# '69 Raleigh Sprite



## slowride (Jun 28, 2018)

Hello everyone,

Purchased this earlier in the year and spent a good 5 weeks of evenings & weekends completely disassembling , cleaning, re-greasing all bearings, and waxing.  Thanks to Pat from Dayton for saving it and passing it on. The bike is completely original including Dunlop sprite double line tires , tubes, cables, saddle, pedals , chain, grips...even reused some bearing balls. All pinstripes intact and all R nuts present! Heuret Alvit works fine and can still get it up to tallest gear but cable housing end shows small deformation from that infamously strong return spring. Let me know what you think!  Thanks, Steve


----------



## juvela (Jun 28, 2018)

-----

were 26" wheel and 27" wheel Sprites ever produced side by side or did they evolve to 27" wheel from 26"?

recall that by the early 1970's they were 27" wheel.

-----


----------



## Eric Amlie (Jun 28, 2018)

It's a beauty!


----------



## slowride (Jun 28, 2018)

Sprite first came out in '67 with sturmey archer internal hub 5 speed . It was simply a sports with 5 speed (same 26" wheels and same frames) in '69 they added the sprite above with heuret derailleur 5 speed as option along side SA 5 speed sprite both still 26" wheels. In 1970 only 26" wheel sprite with derailleur. I can not find a Brochure from 1971 looked everywhere. 1972 came the sprite with 27" wheel to replace 26". The 26" wheel sprites were never offered along side 27". Hopefully Sir Mike will be along and can confirm my research is correct.


----------



## juvela (Jun 28, 2018)

-----

Thanks so much for the answer.  

Probably sounds like a simpleton's question to a Sir Wally enthusiast.  

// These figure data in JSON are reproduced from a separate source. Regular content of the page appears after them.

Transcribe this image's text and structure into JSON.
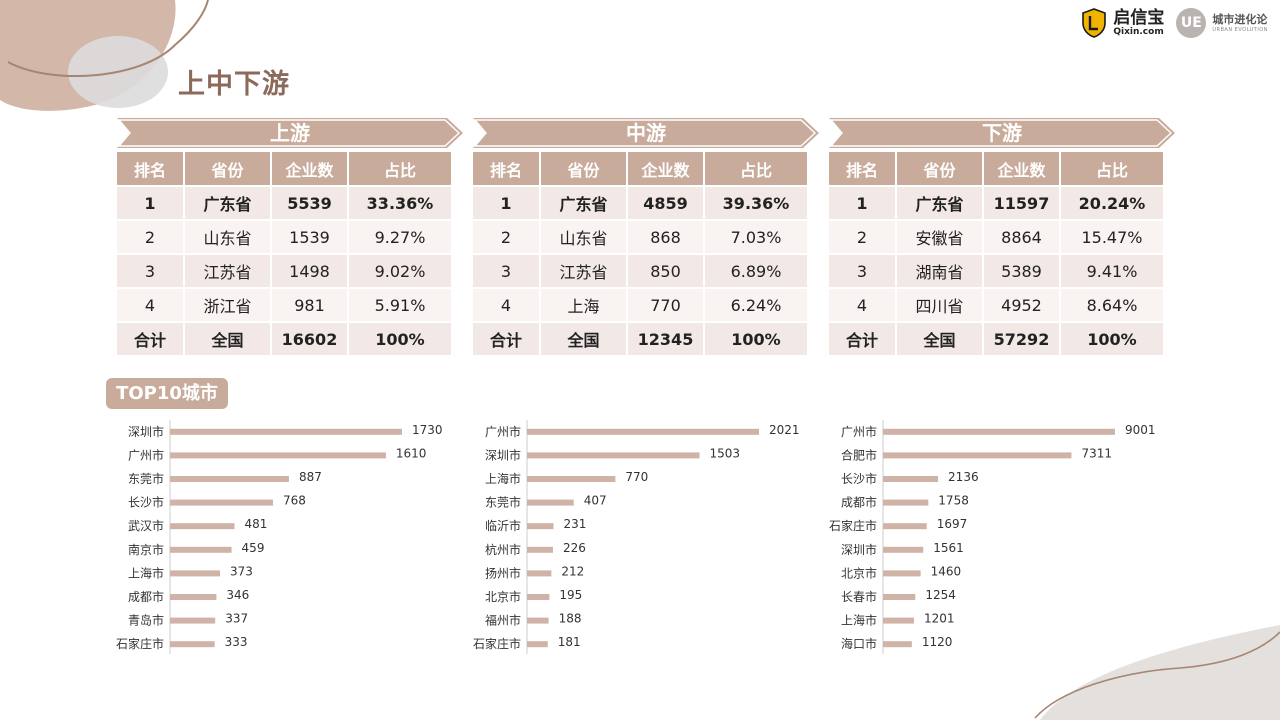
{
  "page": {
    "title": "上中下游"
  },
  "brand": {
    "qixin_cn": "启信宝",
    "qixin_en": "Qixin.com",
    "ue_mark": "UE",
    "ue_cn": "城市进化论",
    "ue_en": "URBAN EVOLUTION",
    "icons": [
      "shield-logo-icon",
      "ue-circle-logo-icon"
    ]
  },
  "colors": {
    "accent": "#c9ab9c",
    "title": "#8c6a5a",
    "bar": "#cfb3a6",
    "row": "#f2e8e5"
  },
  "top10_label": "TOP10城市",
  "tables": [
    {
      "banner": "上游",
      "headers": [
        "排名",
        "省份",
        "企业数",
        "占比"
      ],
      "rows": [
        [
          "1",
          "广东省",
          "5539",
          "33.36%"
        ],
        [
          "2",
          "山东省",
          "1539",
          "9.27%"
        ],
        [
          "3",
          "江苏省",
          "1498",
          "9.02%"
        ],
        [
          "4",
          "浙江省",
          "981",
          "5.91%"
        ],
        [
          "合计",
          "全国",
          "16602",
          "100%"
        ]
      ]
    },
    {
      "banner": "中游",
      "headers": [
        "排名",
        "省份",
        "企业数",
        "占比"
      ],
      "rows": [
        [
          "1",
          "广东省",
          "4859",
          "39.36%"
        ],
        [
          "2",
          "山东省",
          "868",
          "7.03%"
        ],
        [
          "3",
          "江苏省",
          "850",
          "6.89%"
        ],
        [
          "4",
          "上海",
          "770",
          "6.24%"
        ],
        [
          "合计",
          "全国",
          "12345",
          "100%"
        ]
      ]
    },
    {
      "banner": "下游",
      "headers": [
        "排名",
        "省份",
        "企业数",
        "占比"
      ],
      "rows": [
        [
          "1",
          "广东省",
          "11597",
          "20.24%"
        ],
        [
          "2",
          "安徽省",
          "8864",
          "15.47%"
        ],
        [
          "3",
          "湖南省",
          "5389",
          "9.41%"
        ],
        [
          "4",
          "四川省",
          "4952",
          "8.64%"
        ],
        [
          "合计",
          "全国",
          "57292",
          "100%"
        ]
      ]
    }
  ],
  "chart_data": [
    {
      "type": "bar",
      "orientation": "horizontal",
      "categories": [
        "深圳市",
        "广州市",
        "东莞市",
        "长沙市",
        "武汉市",
        "南京市",
        "上海市",
        "成都市",
        "青岛市",
        "石家庄市"
      ],
      "values": [
        1730,
        1610,
        887,
        768,
        481,
        459,
        373,
        346,
        337,
        333
      ],
      "xlim": [
        0,
        1730
      ]
    },
    {
      "type": "bar",
      "orientation": "horizontal",
      "categories": [
        "广州市",
        "深圳市",
        "上海市",
        "东莞市",
        "临沂市",
        "杭州市",
        "扬州市",
        "北京市",
        "福州市",
        "石家庄市"
      ],
      "values": [
        2021,
        1503,
        770,
        407,
        231,
        226,
        212,
        195,
        188,
        181
      ],
      "xlim": [
        0,
        2021
      ]
    },
    {
      "type": "bar",
      "orientation": "horizontal",
      "categories": [
        "广州市",
        "合肥市",
        "长沙市",
        "成都市",
        "石家庄市",
        "深圳市",
        "北京市",
        "长春市",
        "上海市",
        "海口市"
      ],
      "values": [
        9001,
        7311,
        2136,
        1758,
        1697,
        1561,
        1460,
        1254,
        1201,
        1120
      ],
      "xlim": [
        0,
        9001
      ]
    }
  ]
}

Can recall the yellow with black trim Sprite 27 if the early 1970's which came with Huret gears and Altenburger Synchron brakes.

-----


----------



## HARPO (Jun 28, 2018)

Nice job! Your hard work shows!!!


----------



## slowride (Jul 1, 2018)

More pictures. different lighting to show how the bronze green changes.


----------



## juvela (Jul 1, 2018)

-----

"Pass me me Persols!"  

-----


----------